One of our family stories involves number one son in a restaurant tasting his soup. The attractive girl going by our table was surprised to hear a 12-year old blurt out, “Whoa, Baby, Hot! Hot!”
I thought of that yesterday as I watched the attractive corn prices go by my screen. I have to admit to surprise checking the overnight trading and seeing a quote over $5.23 per bushel. Whoa, Baby! Hot! Hot!
The speculation for the last few days and the last thirty cents has been if we could break $5. When we got to 4.70, we were looking for a break, but the market watchers were speculating that we could go to 5 just because it was there and we were close. So, we made a run at the $5 and hit it overnight going into Monday. We not only got there, but we got a little momentum, maybe from hitting buy stops set by speculative traders, and spurted nearly 25 cents higher.

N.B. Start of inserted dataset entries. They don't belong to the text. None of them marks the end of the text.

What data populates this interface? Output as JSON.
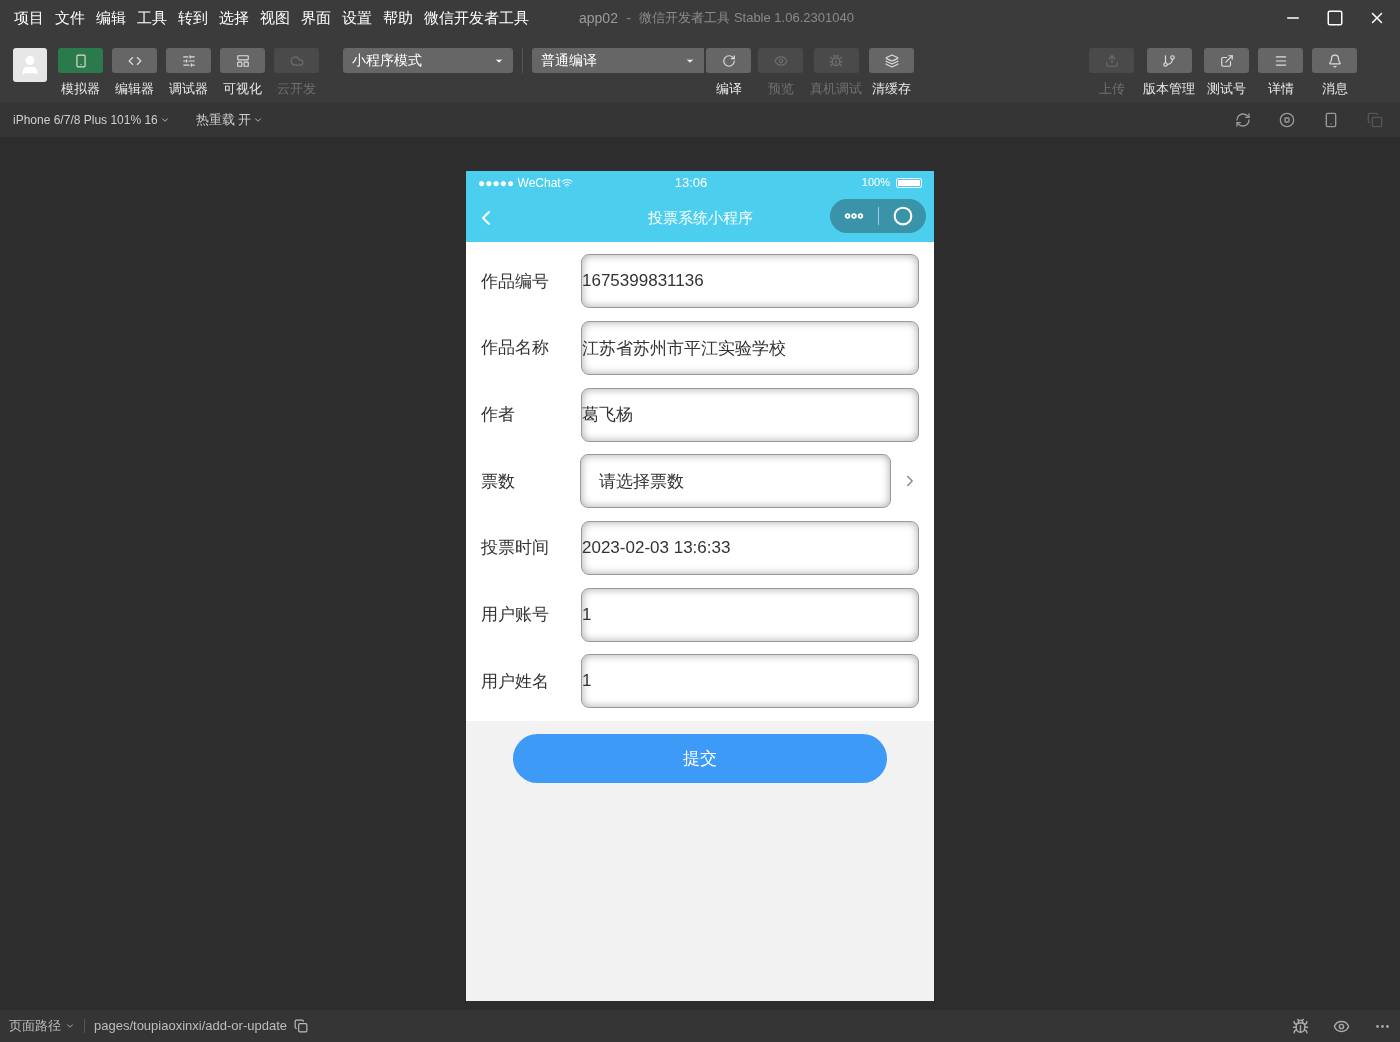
{
  "menu": [
    "项目",
    "文件",
    "编辑",
    "工具",
    "转到",
    "选择",
    "视图",
    "界面",
    "设置",
    "帮助",
    "微信开发者工具"
  ],
  "window": {
    "title": "app02",
    "separator": "-",
    "subtitle": "微信开发者工具 Stable 1.06.2301040"
  },
  "left_tools": [
    {
      "kind": "phone",
      "label": "模拟器",
      "selected": true,
      "disabled": false
    },
    {
      "kind": "code",
      "label": "编辑器",
      "selected": false,
      "disabled": false
    },
    {
      "kind": "sliders",
      "label": "调试器",
      "selected": false,
      "disabled": false
    },
    {
      "kind": "layout",
      "label": "可视化",
      "selected": false,
      "disabled": false
    },
    {
      "kind": "cloud",
      "label": "云开发",
      "selected": false,
      "disabled": true
    }
  ],
  "mode_select": "小程序模式",
  "compile_select": "普通编译",
  "compile_tools": [
    {
      "kind": "refresh",
      "label": "编译",
      "disabled": false
    },
    {
      "kind": "eye",
      "label": "预览",
      "disabled": true
    },
    {
      "kind": "bug",
      "label": "真机调试",
      "disabled": true
    },
    {
      "kind": "layers",
      "label": "清缓存",
      "disabled": false
    }
  ],
  "right_tools": [
    {
      "kind": "upload",
      "label": "上传",
      "disabled": true
    },
    {
      "kind": "branch",
      "label": "版本管理",
      "disabled": false
    },
    {
      "kind": "external",
      "label": "测试号",
      "disabled": false
    },
    {
      "kind": "menu",
      "label": "详情",
      "disabled": false
    },
    {
      "kind": "bell",
      "label": "消息",
      "disabled": false
    }
  ],
  "device_bar": {
    "device": "iPhone 6/7/8 Plus 101% 16",
    "hot_reload": "热重载 开"
  },
  "phone": {
    "status": {
      "carrier": "●●●●● WeChat",
      "time": "13:06",
      "battery": "100%"
    },
    "nav_title": "投票系统小程序",
    "fields": [
      {
        "kind": "input",
        "label": "作品编号",
        "value": "1675399831136"
      },
      {
        "kind": "input",
        "label": "作品名称",
        "value": "江苏省苏州市平江实验学校"
      },
      {
        "kind": "input",
        "label": "作者",
        "value": "葛飞杨"
      },
      {
        "kind": "picker",
        "label": "票数",
        "placeholder": "请选择票数"
      },
      {
        "kind": "input",
        "label": "投票时间",
        "value": "2023-02-03 13:6:33"
      },
      {
        "kind": "input",
        "label": "用户账号",
        "value": "1"
      },
      {
        "kind": "input",
        "label": "用户姓名",
        "value": "1"
      }
    ],
    "submit": "提交"
  },
  "status_bar": {
    "path_label": "页面路径",
    "path": "pages/toupiaoxinxi/add-or-update"
  }
}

So, now we are looking for direction. The magic number has been hit. Last week the idea was that we could touch it, then crash lower. Yesterday the talk was that we could go right to $5.50 with the momentum we had. In fact, early trading took the overnight prices lower. By the end of the day we closed down a nickel. The overnight into Tuesday as this is written is not quite even, at 5.07-3/4 December Chicago futures.
At the same time, soybean futures were also higher on the overnight going into Monday. We gained over 66 cents from the Thursday low of 10.33 November futures to the Sunday/Monday overnight high at 10.99-1/2. For all intents and purposes that is the staggering target of eleven dollar beans, and represents an on-farm price of ten dollars or so—maybe more, depending how close the producer is to a processor.
Since the high we have drifted lower, but still posted a high overnight going into Tuesday of over 10.93 November and a close before the day session of 10.86-1/4. We are up not quite two cents as we wait for the open.
This action on the grain markets defines what we call a “contra-seasonal” market. That is, the seasonal history is that prices decline going into harvest, but we are seeing improvement. The reasons for this continue to be the same as we have discussed for the last few weeks. First, the market is not convinced that USDA’s record corn crop is actually there. Second, the market sees exciting demand in worldwide markets.
Demand from Europe has been the dominant feature of those who say the market is now demand-driven and not supply-driven. We are shipping corn east to replace the feed grains that were not grown in drought-ravaged Russia and Ukraine. The exports that the FSU would normally push into Europe are going to come from us instead.
Hidden in the demand picture is another factor that may be driving prices. The rumor abounds that this week Ag Secretary Vilsack will announce E-15. That is, blenders will be allowed to sell gasoline that is 15 percent ethanol instead of ten percent. It remains to be seen if this is just a rumor, although the ethanol people have been promoting it for a couple of years, ever since they got enough capacity to get to ten percent in all gasoline. It also remains to be seen if it is a cause of the current rally.
While futures prices are moving higher, basis is dropping as a reaction, and as we make the transition to new crop. Silos are full of high moisture corn, and combines are turning out corn in the low 20’s in our area. Bean harvest is in full swing. Yields are what have been expected. That is, there is huge variance between farms. I am hearing of 77 bpa beans, but beans that are only 18 inches high from moisture stress only a couple of miles away.
So, the trend remains unknown, and prices are volatile. The rule of thumb is, the high price at harvest is the high price for the year.